The only guarantees in life are death and taxes, but consumers hold out for a less limited supply than that. In Hungary, hope does not run eternal. Making a purchase here can be like playing the Lotto, you could have an instant win or an instant loss. Most items have a three day return policy, but after that you may be the proud owner of a lemon. I am not certain there are any lemon laws here; the economic climate does not seem suitable for their planting and nurturing.
Here is an example of my trials and tribulations of ex-pat life. School is starting next week. I decided that the jar of instant coffee I had hanging around my office had to go, so I looked around for a French press coffee pot. We had one, but lent it to someone one day never to see it again. I know now we should have insisted on a DNA sample from the borrower, but hindsight is 20/20.
The obvious place to shop for a new one, (any excuse to go), was Starbucks. Ah, yes, just as in the US, they have French press pots for sale at a whopping 6,530 Huf, well over $30. Too much money for a two cup model, there has to be better deals elsewhere. The hunt was on, but not aggressively, if I found one, I found one.
On my way to school is a store, part of a housewares chain. It is at one of these stores that I found my citrus reamer. When I popped in, there they were, gleaming stainless steel and glass French press pots, two or four cup sizes. Two cups – 6,500 Huf. Do they have a pact with Starbucks or what is the deal here? No way am spending that kind of money for one of those. As I was headed out of the store, I spotted more, these were plastic and glass. A two cup size – 950 Huf. Now that is something I could live with and bought it.
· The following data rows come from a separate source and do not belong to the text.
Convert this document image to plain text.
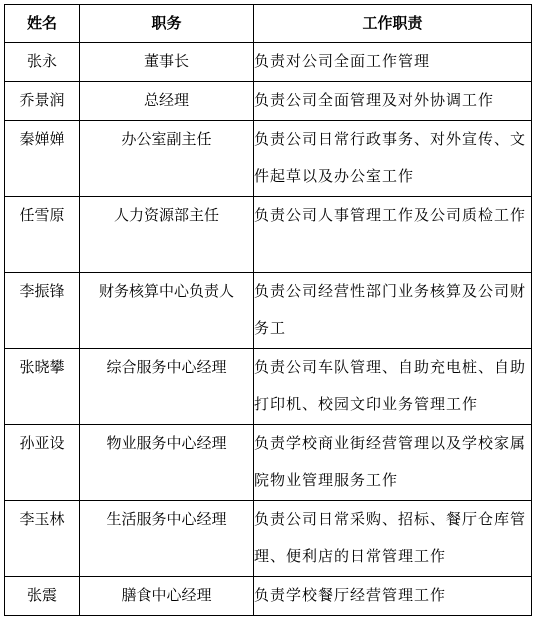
姓名	职务	工作职责
张永	董事长	负责对公司全面工作管理
乔景润	总经理	负责公司全面管理及对外协调工作
秦婵婵	办公室副主任	负责公司日常行政事务、对外宣传、文件起草以及办公室工作
任雪原	人力资源部主任	负责公司人事管理工作及公司质检工作
李振锋	财务核算中心负责人	负责公司经营性部门业务核算及公司财务工
张晓攀	综合服务中心经理	负责公司车队管理、自助充电桩、自助打印机、校园文印业务管理工作
孙亚设	物业服务中心经理	负责学校商业街经营管理以及学校家属院物业管理服务工作
李玉林	生活服务中心经理	负责公司日常采购、招标、餐厅仓库管理、便利店的日常管理工作
张震	膳食中心经理	负责学校餐厅经营管理工作
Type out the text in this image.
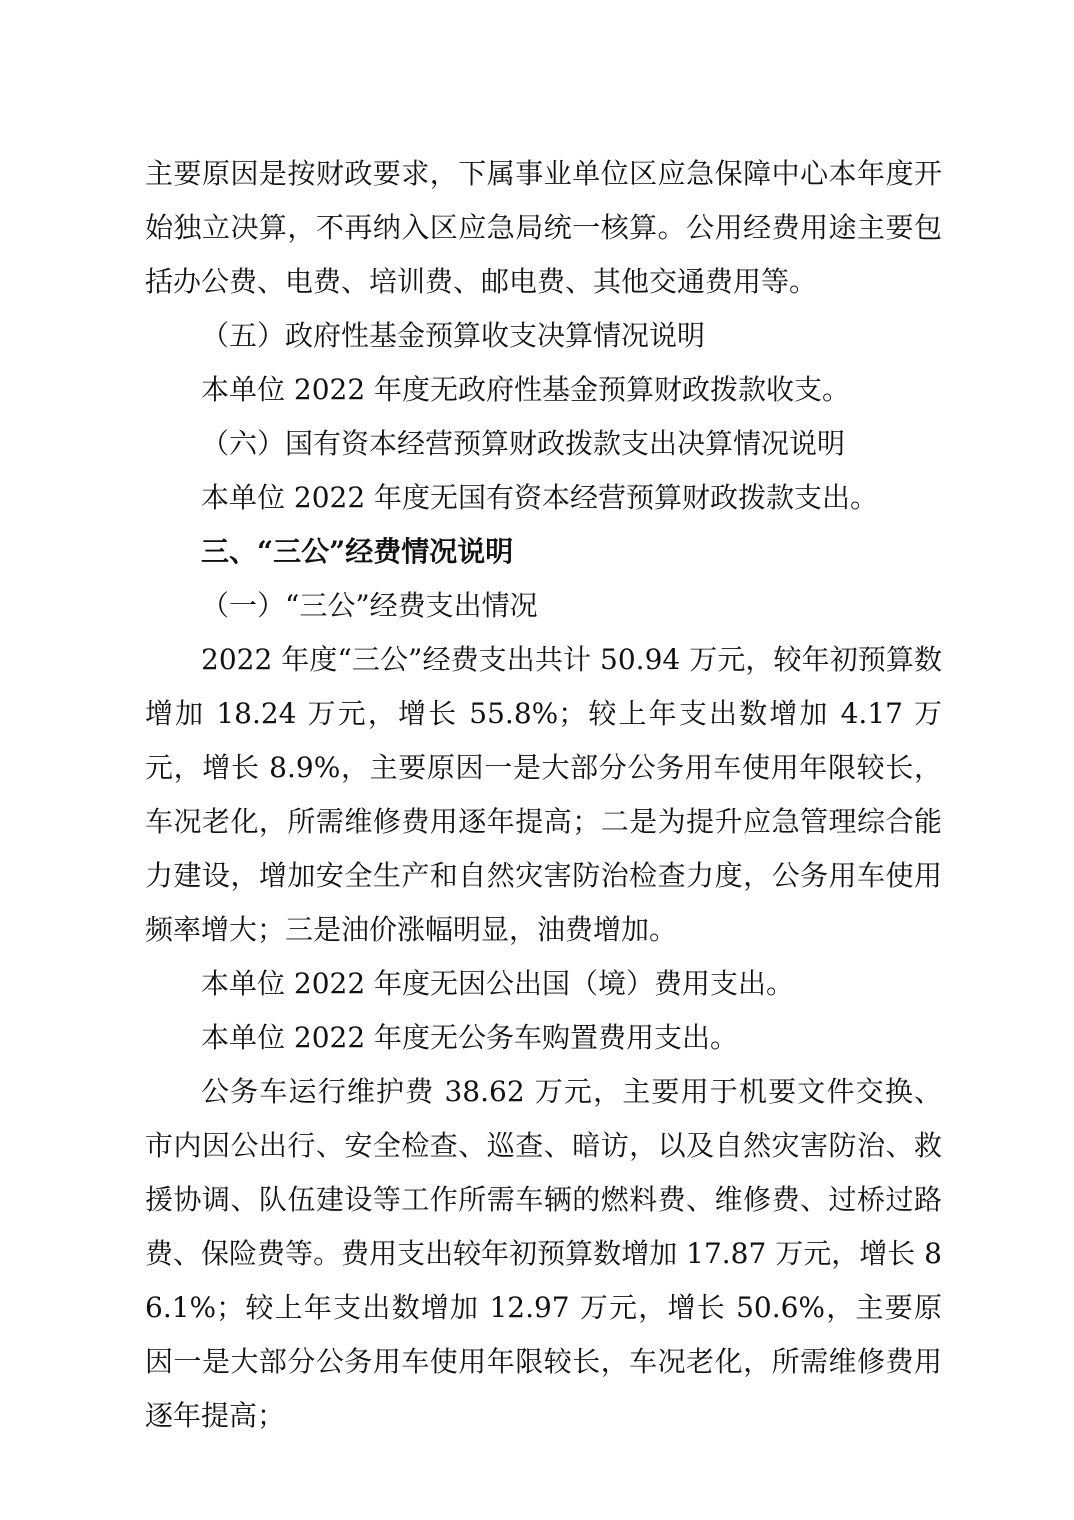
主要原因是按财政要求，下属事业单位区应急保障中心本年度开始独立决算，不再纳入区应急局统一核算。公用经费用途主要包括办公费、电费、培训费、邮电费、其他交通费用等。

（五）政府性基金预算收支决算情况说明

本单位 2022 年度无政府性基金预算财政拨款收支。

（六）国有资本经营预算财政拨款支出决算情况说明

本单位 2022 年度无国有资本经营预算财政拨款支出。

三、“三公”经费情况说明

（一）“三公”经费支出情况

2022 年度“三公”经费支出共计 50.94 万元，较年初预算数增加 18.24 万元，增长 55.8%；较上年支出数增加 4.17 万元，增长 8.9%，主要原因一是大部分公务用车使用年限较长，车况老化，所需维修费用逐年提高；二是为提升应急管理综合能力建设，增加安全生产和自然灾害防治检查力度，公务用车使用频率增大；三是油价涨幅明显，油费增加。

本单位 2022 年度无因公出国（境）费用支出。

本单位 2022 年度无公务车购置费用支出。

公务车运行维护费 38.62 万元，主要用于机要文件交换、市内因公出行、安全检查、巡查、暗访，以及自然灾害防治、救援协调、队伍建设等工作所需车辆的燃料费、维修费、过桥过路费、保险费等。费用支出较年初预算数增加 17.87 万元，增长 86.1%；较上年支出数增加 12.97 万元，增长 50.6%，主要原因一是大部分公务用车使用年限较长，车况老化，所需维修费用逐年提高；
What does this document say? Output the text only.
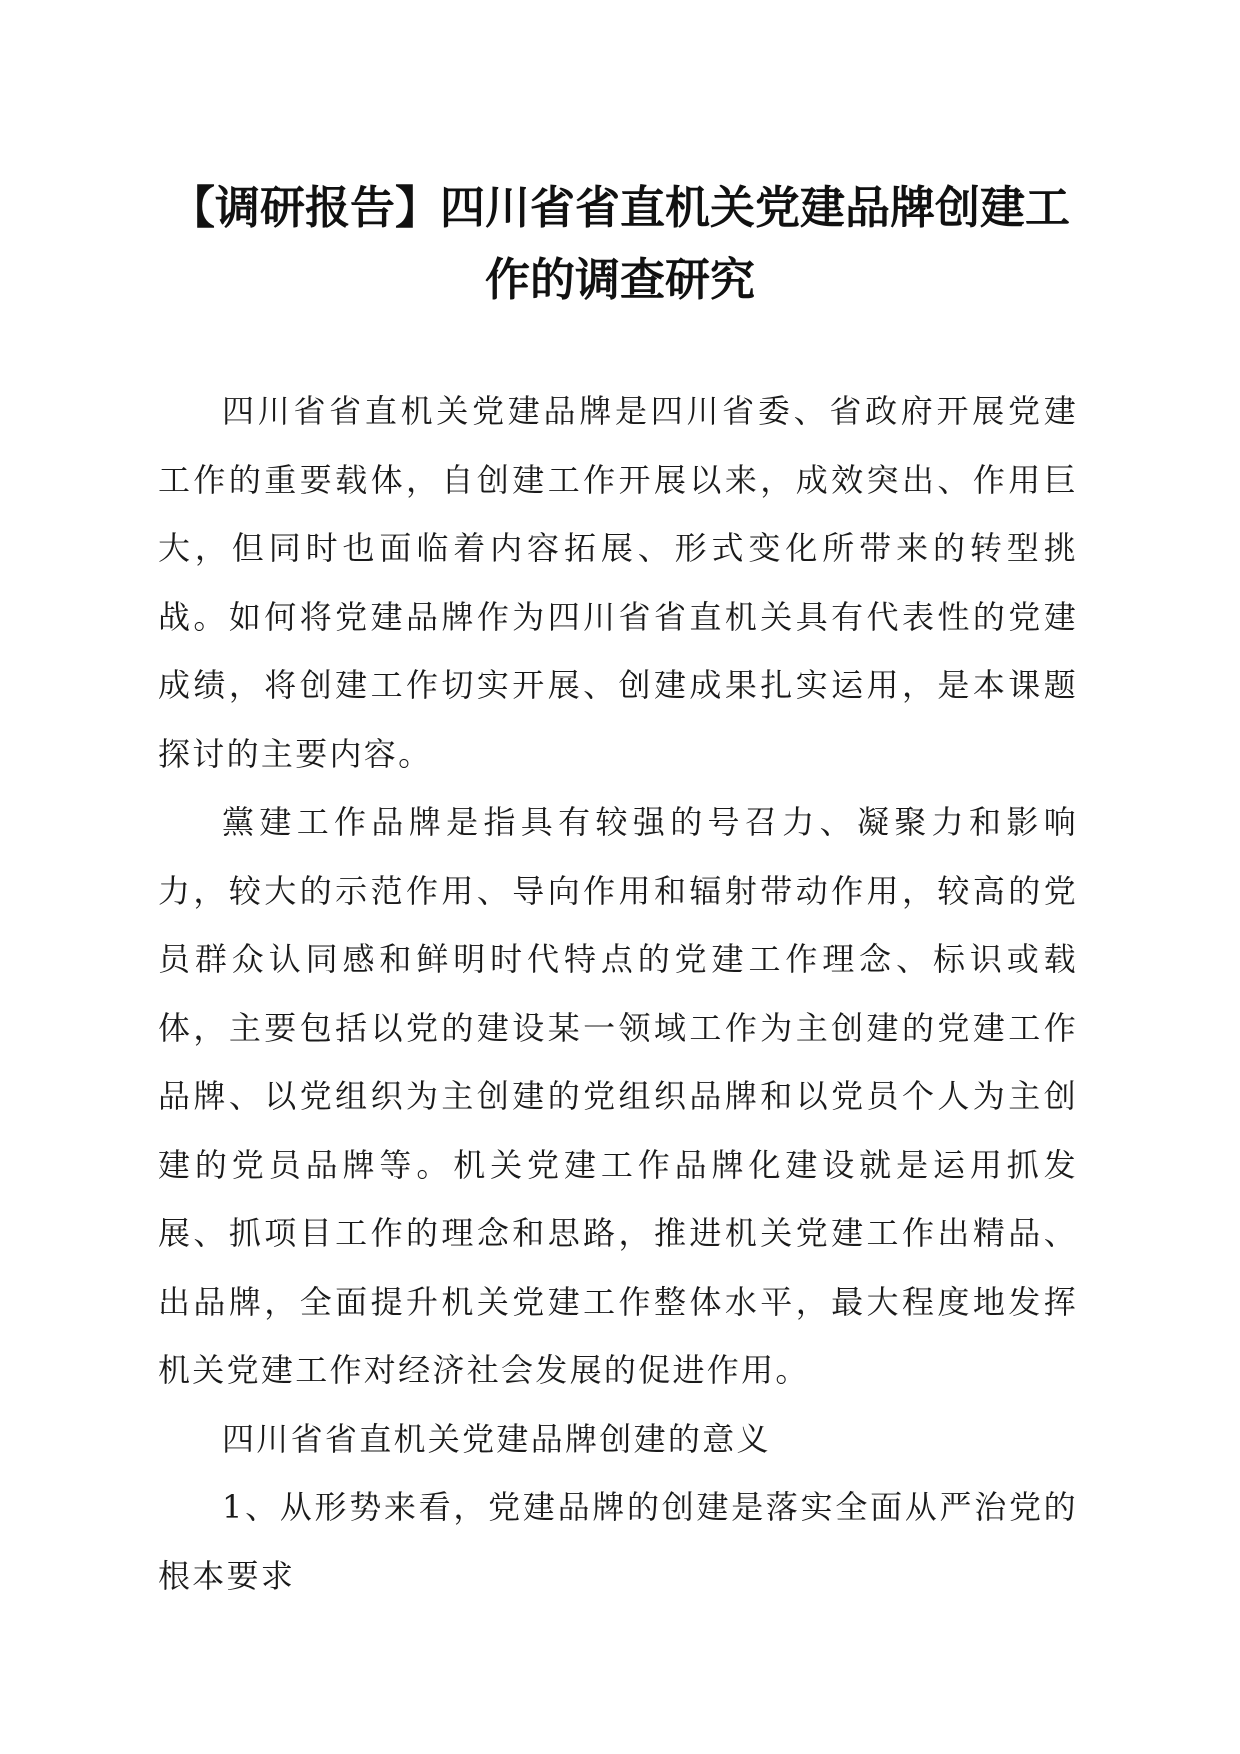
【调研报告】四川省省直机关党建品牌创建工作的调查研究

四川省省直机关党建品牌是四川省委、省政府开展党建工作的重要载体，自创建工作开展以来，成效突出、作用巨大，但同时也面临着内容拓展、形式变化所带来的转型挑战。如何将党建品牌作为四川省省直机关具有代表性的党建成绩，将创建工作切实开展、创建成果扎实运用，是本课题探讨的主要内容。

黨建工作品牌是指具有较强的号召力、凝聚力和影响力，较大的示范作用、导向作用和辐射带动作用，较高的党员群众认同感和鲜明时代特点的党建工作理念、标识或载体，主要包括以党的建设某一领域工作为主创建的党建工作品牌、以党组织为主创建的党组织品牌和以党员个人为主创建的党员品牌等。机关党建工作品牌化建设就是运用抓发展、抓项目工作的理念和思路，推进机关党建工作出精品、出品牌，全面提升机关党建工作整体水平，最大程度地发挥机关党建工作对经济社会发展的促进作用。

四川省省直机关党建品牌创建的意义

1、从形势来看，党建品牌的创建是落实全面从严治党的根本要求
Stopping in at another store, I bought ground coffee and then headed to my office ready for my caffeine mojo to bring it on.
As I unpack the pot, I hear little clinking sounds as I feel something pass by me on the way to the floor. The entire top of the pot where the plunger is is broken to ragged bits. Overwhelmed with caffeine withdrawal disappointment, I have to decide whether 950 Huf ($4.25) are worth my returning it or just buying a new one. Here is the dilemma. If I were in the US, I would do it in a heartbeat. Here, there is the culture thing, the language thing, both combined create the inhibition thing. After rehearsing the question “Are you a man or a mouse?” repeatedly, I stopped when ‘man’ received more votes than ‘mouse’ and headed out the door before I morphed again.
Thankfully, there was no one in the store when I returned. The same cashier was still in her position speaking to another employee. Armed with my receipt in hand, I said “törött”. Well, in truth I said “broken” because I had no idea what to say. Either way, I barely uttered a vowel when the woman said “Nem Garancia, Nem Garancia!” I was not asking for any guarantee that this was going to produce award winning cups of coffee, I just wanted a product that was not broken. Acting like I did not understand, I pressed forward in English of course, saying this was only purchased two hours ago. She repeated Nem Garancia, Nem Garancia! so many times, I thought the mantra would put her in a trance like state. Stubbornly, I stood there waving the receipt. It was a stand-off. Finally, the other clerk, took my receipt, shook her head positively and motioned for me to get another pot. After we all examined it, they called in the Good Housekeeping Seal to give it a once over too. After it passed muster, I cradled it for fear of dropping it as I left the store.
It is now sitting on my desk like a trophy “First Place goes to Ryan James for standing up to the mean lady at the housewares store”. I may never use it. There is nem garancia that it will not break to bits after the first use.
For the young or uninitiated, the title of today’s post is a play on an old song title “Yes, We Have No Bananas“.